Speaking on a Richmond radio program, Earle-Sears argued that the case exemplifies a broader trend of public-school officials “ignoring parents.” She urged Virginians to demand accountability: “What is happening in our schools right now is just wrong. It is dangerous. It is insane and it has to stop. There are two sexes, boys and girls, and for generations we have understood that they deserve their own sports teams, their own locker rooms, their own bathrooms. That’s not discrimination. It’s common sense.”

Governor Youngkin followed up by directing the Virginia State Police Bureau of Criminal Investigations to probe whether school officials violated state law by facilitating minors’ abortions without parental consent, or misused public funds to cover costs. In Virginia, a minor cannot legally obtain an abortion without a parent’s permission or a court order.
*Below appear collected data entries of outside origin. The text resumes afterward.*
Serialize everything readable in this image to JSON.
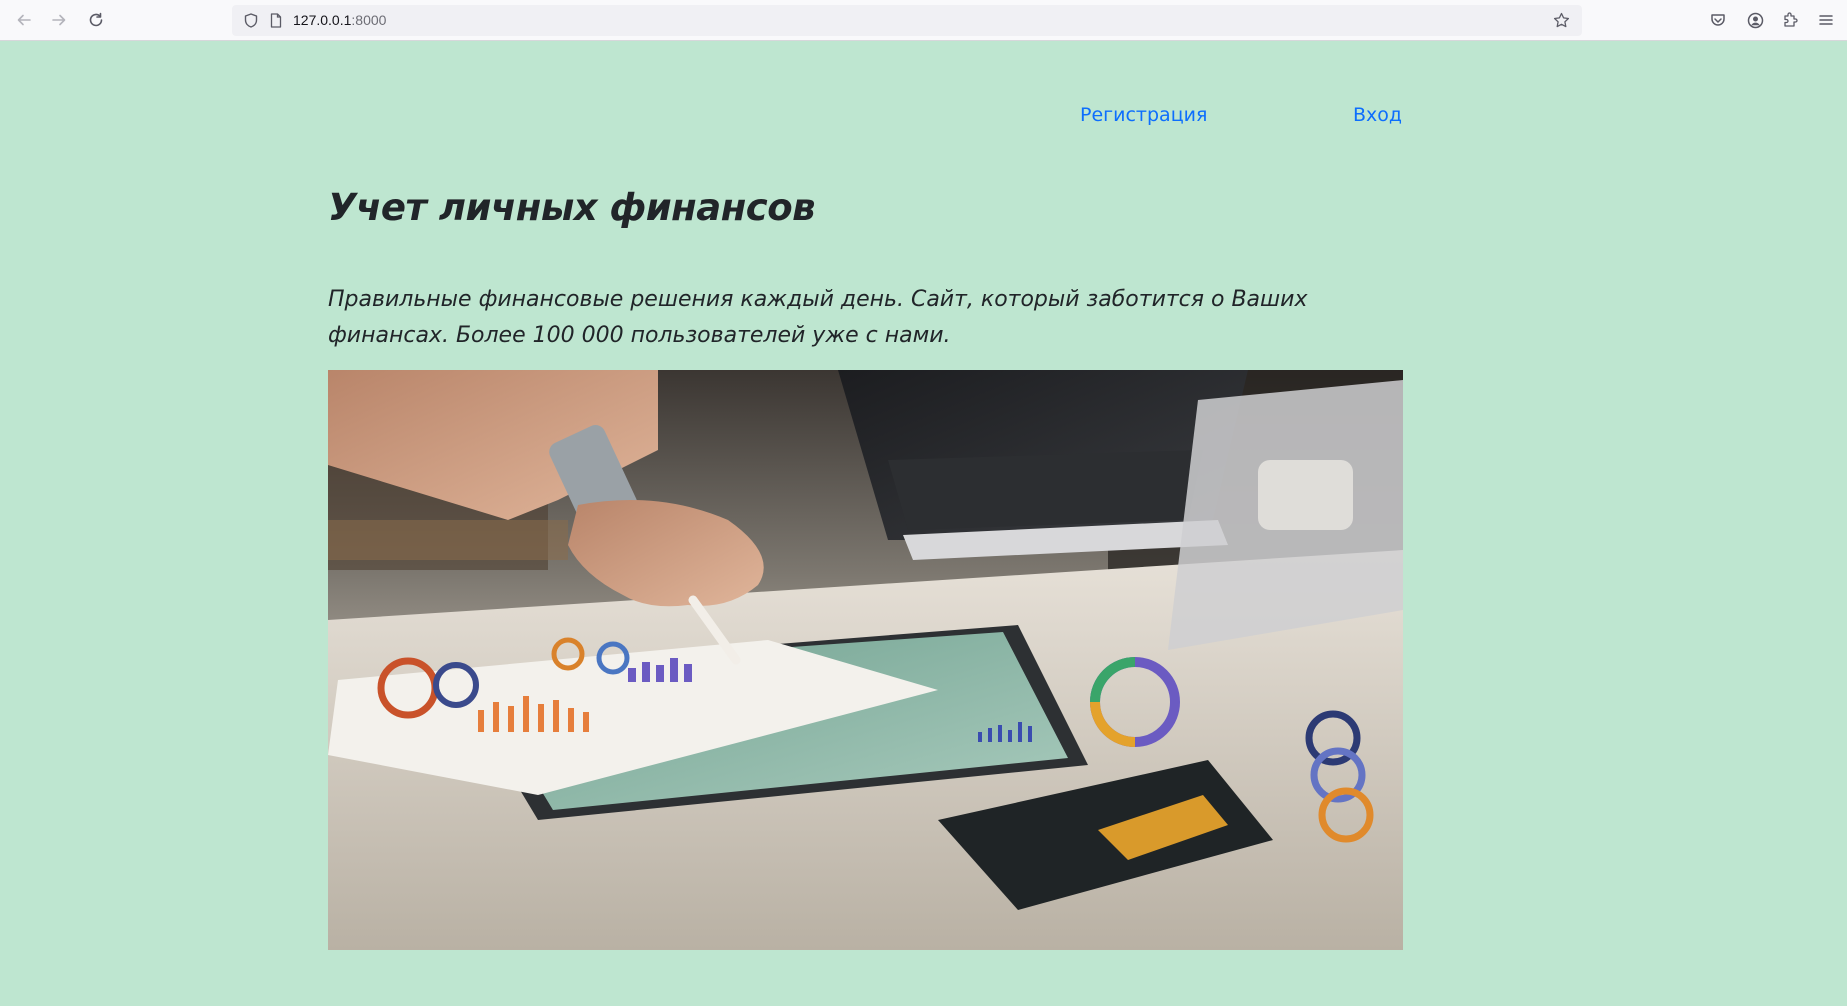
{
  "browser": {
    "url_host": "127.0.0.1",
    "url_port": ":8000",
    "icons": {
      "back": "arrow-left-icon",
      "forward": "arrow-right-icon",
      "reload": "reload-icon",
      "shield": "shield-icon",
      "page": "page-icon",
      "bookmark": "star-icon",
      "pocket": "pocket-icon",
      "account": "account-icon",
      "extensions": "puzzle-icon",
      "menu": "hamburger-menu-icon"
    }
  },
  "nav": {
    "register_label": "Регистрация",
    "login_label": "Вход"
  },
  "hero": {
    "title": "Учет личных финансов",
    "lead": "Правильные финансовые решения каждый день. Сайт, который заботится о Ваших финансах. Более 100 000 пользователей уже с нами."
  },
  "colors": {
    "page_background": "#bee6d0",
    "link": "#0d6efd",
    "text": "#212529"
  }
}
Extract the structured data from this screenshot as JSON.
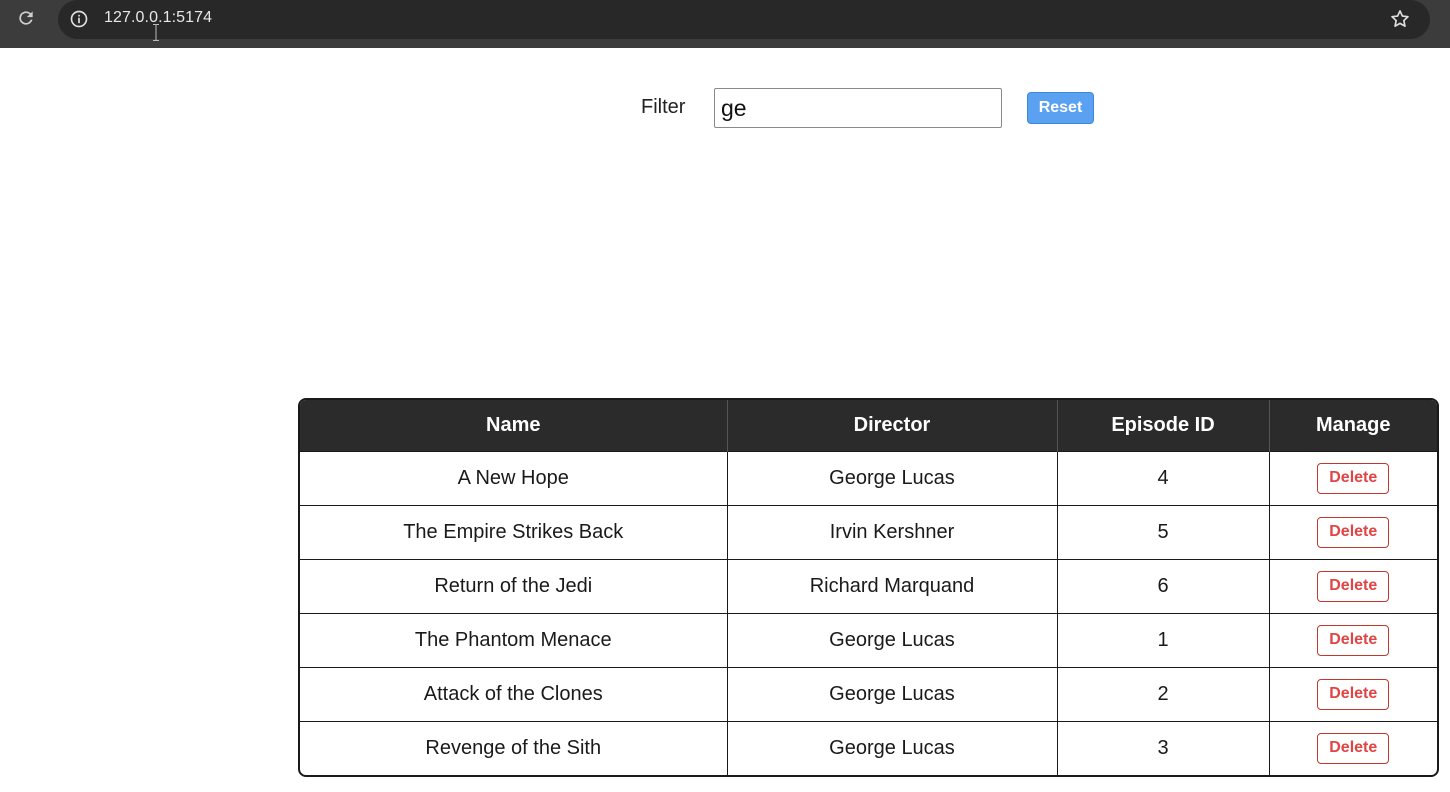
{
  "browser": {
    "url": "127.0.0.1:5174",
    "icons": {
      "reload": "reload-icon",
      "site_info": "info-icon",
      "bookmark": "star-icon"
    }
  },
  "filter": {
    "label": "Filter",
    "value": "ge",
    "reset_label": "Reset",
    "reset_color": "#5aa1f2"
  },
  "table": {
    "headers": [
      "Name",
      "Director",
      "Episode ID",
      "Manage"
    ],
    "rows": [
      {
        "name": "A New Hope",
        "director": "George Lucas",
        "episode_id": "4",
        "action": "Delete"
      },
      {
        "name": "The Empire Strikes Back",
        "director": "Irvin Kershner",
        "episode_id": "5",
        "action": "Delete"
      },
      {
        "name": "Return of the Jedi",
        "director": "Richard Marquand",
        "episode_id": "6",
        "action": "Delete"
      },
      {
        "name": "The Phantom Menace",
        "director": "George Lucas",
        "episode_id": "1",
        "action": "Delete"
      },
      {
        "name": "Attack of the Clones",
        "director": "George Lucas",
        "episode_id": "2",
        "action": "Delete"
      },
      {
        "name": "Revenge of the Sith",
        "director": "George Lucas",
        "episode_id": "3",
        "action": "Delete"
      }
    ],
    "header_bg": "#2b2b2b",
    "delete_color": "#e04444"
  }
}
Spanberger, maintaining her lead in recent polls, denounced the allegations as “monstrous” if proven true: “Your underage daughter can’t get an aspirin without your permission-yet a Virginia school may have taken a young girl for an abortion, in secret, using YOUR tax dollars. If true, there will be consequences,” she posted on X. The former congresswoman has centered her campaign on affordability and criticized Earle-Sears for “cheering on White House policies that hurt Virginia families.”

Political analysts caution that the scandal could galvanize both bases: while Republicans hope it energizes their voters by casting Spanberger as aligned with entrenched bureaucrats, some question whether high-stakes cultural battles will mobilize or alienate suburban moderates essential to a November victory.

Early voting begins next month, with both campaigns now racing to frame the Centreville allegations as either a call for reform or evidence of political opportunism.